Why is Fiat Chrysler CEO Sergio Marchionne today presenting his latest business plan for the Italian automaker at Chrysler's U.S. headquarters near Detroit, and not at Fiat's base in Turin? The answer: He's following the money.
Detroit is much closer to the world's financial capital, New York's Wall Street, than Turin. Marchionne plans to list the newly combined Fiat Chrysler Automobiles in New York by year-end, a move aimed mainly at reducing the huge interest costs that have held back product launches for the past five years.
Last year Fiat -- including Chrysler, Ferrari, Maserati and the group's components businesses -- spent 1.96 billion euros ($2.73 billion) in interest servicing 26.8 billion euros in gross industrial debt.

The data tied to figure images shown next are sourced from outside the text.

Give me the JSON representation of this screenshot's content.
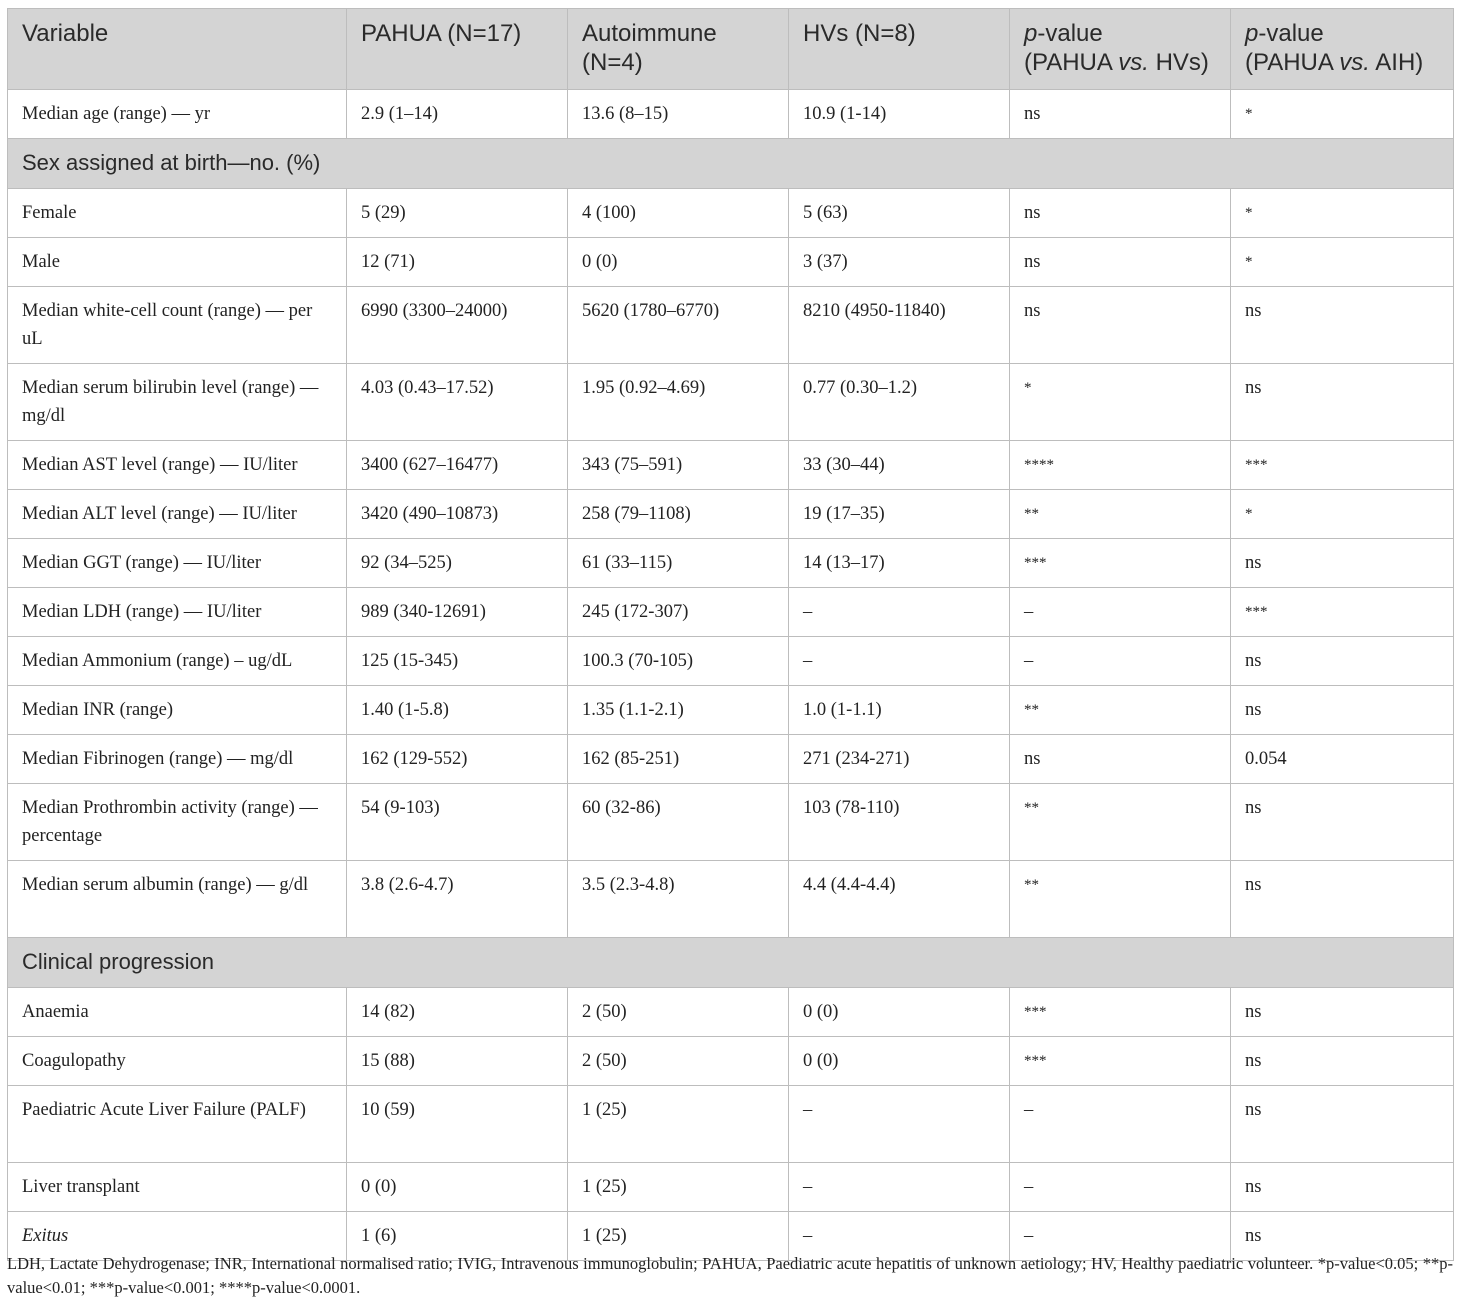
{
  "table": {
    "headers": [
      "Variable",
      "PAHUA (N=17)",
      "Autoimmune (N=4)",
      "HVs (N=8)",
      {
        "prefix": "p",
        "text": "-value (PAHUA ",
        "vs": "vs.",
        "suffix": " HVs)"
      },
      {
        "prefix": "p",
        "text": "-value (PAHUA ",
        "vs": "vs.",
        "suffix": " AIH)"
      }
    ],
    "header_p1": "p",
    "header_p1_rest": "-value",
    "header_p1_line2a": "(PAHUA ",
    "header_p1_vs": "vs.",
    "header_p1_line2b": " HVs)",
    "header_p2": "p",
    "header_p2_rest": "-value",
    "header_p2_line2a": "(PAHUA ",
    "header_p2_vs": "vs.",
    "header_p2_line2b": " AIH)",
    "rows": [
      {
        "type": "data",
        "cells": [
          "Median age (range) — yr",
          "2.9 (1–14)",
          "13.6 (8–15)",
          "10.9 (1-14)",
          "ns",
          "*"
        ]
      },
      {
        "type": "section",
        "label": "Sex assigned at birth—no. (%)"
      },
      {
        "type": "data",
        "cells": [
          "Female",
          "5 (29)",
          "4 (100)",
          "5 (63)",
          "ns",
          "*"
        ]
      },
      {
        "type": "data",
        "cells": [
          "Male",
          "12 (71)",
          "0 (0)",
          "3 (37)",
          "ns",
          "*"
        ]
      },
      {
        "type": "data",
        "cells": [
          "Median white-cell count (range) — per uL",
          "6990 (3300–24000)",
          "5620 (1780–6770)",
          "8210 (4950-11840)",
          "ns",
          "ns"
        ]
      },
      {
        "type": "data",
        "cells": [
          "Median serum bilirubin level (range) — mg/dl",
          "4.03 (0.43–17.52)",
          "1.95 (0.92–4.69)",
          "0.77 (0.30–1.2)",
          "*",
          "ns"
        ]
      },
      {
        "type": "data",
        "cells": [
          "Median AST level (range) — IU/liter",
          "3400 (627–16477)",
          "343 (75–591)",
          "33 (30–44)",
          "****",
          "***"
        ]
      },
      {
        "type": "data",
        "cells": [
          "Median ALT level (range) — IU/liter",
          "3420 (490–10873)",
          "258 (79–1108)",
          "19 (17–35)",
          "**",
          "*"
        ]
      },
      {
        "type": "data",
        "cells": [
          "Median GGT (range) — IU/liter",
          "92 (34–525)",
          "61 (33–115)",
          "14 (13–17)",
          "***",
          "ns"
        ]
      },
      {
        "type": "data",
        "cells": [
          "Median LDH (range) — IU/liter",
          "989 (340-12691)",
          "245 (172-307)",
          "–",
          "–",
          "***"
        ]
      },
      {
        "type": "data",
        "cells": [
          "Median Ammonium (range) – ug/dL",
          "125 (15-345)",
          "100.3 (70-105)",
          "–",
          "–",
          "ns"
        ]
      },
      {
        "type": "data",
        "cells": [
          "Median INR (range)",
          "1.40 (1-5.8)",
          "1.35 (1.1-2.1)",
          "1.0 (1-1.1)",
          "**",
          "ns"
        ]
      },
      {
        "type": "data",
        "cells": [
          "Median Fibrinogen (range) — mg/dl",
          "162 (129-552)",
          "162 (85-251)",
          "271 (234-271)",
          "ns",
          "0.054"
        ]
      },
      {
        "type": "data",
        "cells": [
          "Median Prothrombin activity (range) — percentage",
          "54 (9-103)",
          "60 (32-86)",
          "103 (78-110)",
          "**",
          "ns"
        ]
      },
      {
        "type": "data",
        "cells": [
          "Median serum albumin (range) — g/dl",
          "3.8 (2.6-4.7)",
          "3.5 (2.3-4.8)",
          "4.4 (4.4-4.4)",
          "**",
          "ns"
        ]
      },
      {
        "type": "section",
        "label": "Clinical progression"
      },
      {
        "type": "data",
        "cells": [
          "Anaemia",
          "14 (82)",
          "2 (50)",
          "0 (0)",
          "***",
          "ns"
        ]
      },
      {
        "type": "data",
        "cells": [
          "Coagulopathy",
          "15 (88)",
          "2 (50)",
          "0 (0)",
          "***",
          "ns"
        ]
      },
      {
        "type": "data",
        "cells": [
          "Paediatric Acute Liver Failure (PALF)",
          "10 (59)",
          "1 (25)",
          "–",
          "–",
          "ns"
        ]
      },
      {
        "type": "data",
        "cells": [
          "Liver transplant",
          "0 (0)",
          "1 (25)",
          "–",
          "–",
          "ns"
        ]
      },
      {
        "type": "data",
        "cells": [
          "Exitus",
          "1 (6)",
          "1 (25)",
          "–",
          "–",
          "ns"
        ],
        "italic_first": true
      }
    ]
  },
  "footnote": "LDH, Lactate Dehydrogenase; INR, International normalised ratio; IVIG, Intravenous immunoglobulin; PAHUA, Paediatric acute hepatitis of unknown aetiology; HV, Healthy paediatric volunteer. *p-value<0.05; **p-value<0.01; ***p-value<0.001; ****p-value<0.0001."
}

This amount could have funded the launch of four new vehicles at product-starved Fiat.
Marchionne has said that Fiat's listing on the Italian stock market means the company's borrowing costs are higher than they would be in New York.
Transforming Fiat Chrysler into a fully international company could mean lowering borrowing costs by at least 2 percentage points to below 5 percent from the 6.8 percent paid by Fiat last year. Saving 2 percentage points would free up almost $700 million a year, equivalent to adding a new model annually without affecting the bottom line.
Also, with a Wall Street listing, Fiat Chrysler's financials would be reported in U.S. dollars rather than euros. The difference? A 150 billion euro revenue target for 2018 will turn into a more appealing $200 billion.
Editor's note: An earlier version of this had a typographical error on the U.S. dollar translation Fiat Chrysler's annual interest expense. The corrected figure is $2.73 billion.